3.4. Integration in higher dimensions#
So, let’s reflect back briefly to the journey we’ve taken so far.
3.4.1. The path we’ve taken#
3.4.1.1. The basics of measure theory#
We started way back in Section 2.1 by introducing some basics about sets and families of sets. We learned that we could have families of sets (sets of subsets) where we could equip the sets with a notion of measure, that for all intents and purposes, felt like it satisfied the intuitive concept of “size”.

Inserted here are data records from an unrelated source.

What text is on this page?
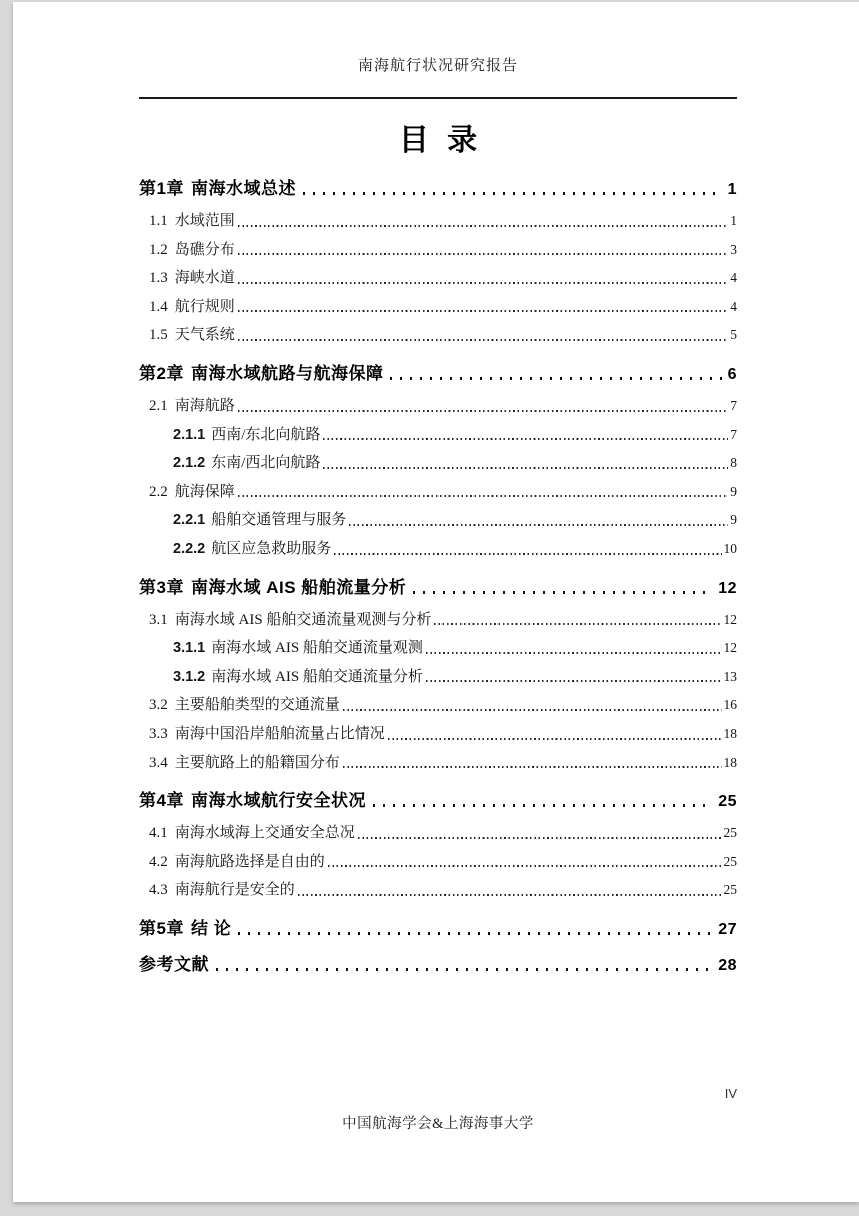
南海航行状况研究报告
目 录
第1章 南海水域总述	1
1.1 水域范围	1
1.2 岛礁分布	3
1.3 海峡水道	4
1.4 航行规则	4
1.5 天气系统	5
第2章 南海水域航路与航海保障	6
2.1 南海航路	7
2.1.1 西南/东北向航路	7
2.1.2 东南/西北向航路	8
2.2 航海保障	9
2.2.1 船舶交通管理与服务	9
2.2.2 航区应急救助服务	10
第3章 南海水域 AIS 船舶流量分析	12
3.1 南海水域 AIS 船舶交通流量观测与分析	12
3.1.1 南海水域 AIS 船舶交通流量观测	12
3.1.2 南海水域 AIS 船舶交通流量分析	13
3.2 主要船舶类型的交通流量	16
3.3 南海中国沿岸船舶流量占比情况	18
3.4 主要航路上的船籍国分布	18
第4章 南海水域航行安全状况	25
4.1 南海水域海上交通安全总况	25
4.2 南海航路选择是自由的	25
4.3 南海航行是安全的	25
第5章 结 论	27
参考文献	28
IV
中国航海学会&上海海事大学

Upon these so-called measure spaces, we could construct functions, called random variables, in which there was a notion of one-to-oneness of the inverse mapping with sets of the respective \(\sigma\)-algebras (measurable functions).
If we confined ourselves to probability spaces, we could qualify that these pushforward measures were qualified as a law of a random variable, which was a probability measure induced on the codomain. The law of the random variable could further be uniquely determined by the distribution function of the random variable.
3.4.1.2. The basics of integration#
Next, we built out all of the machinery that we needed to devise integrals on measure spaces in which the codomain are real numbers.
We discussed how we could build up from simple functions, to bounded functions, to non-negative, to integrable functions, with each integral, in effect, being well-defined using a simpler function and the behaviors of sets of simpler functions which in the limit would be our desired function of interest.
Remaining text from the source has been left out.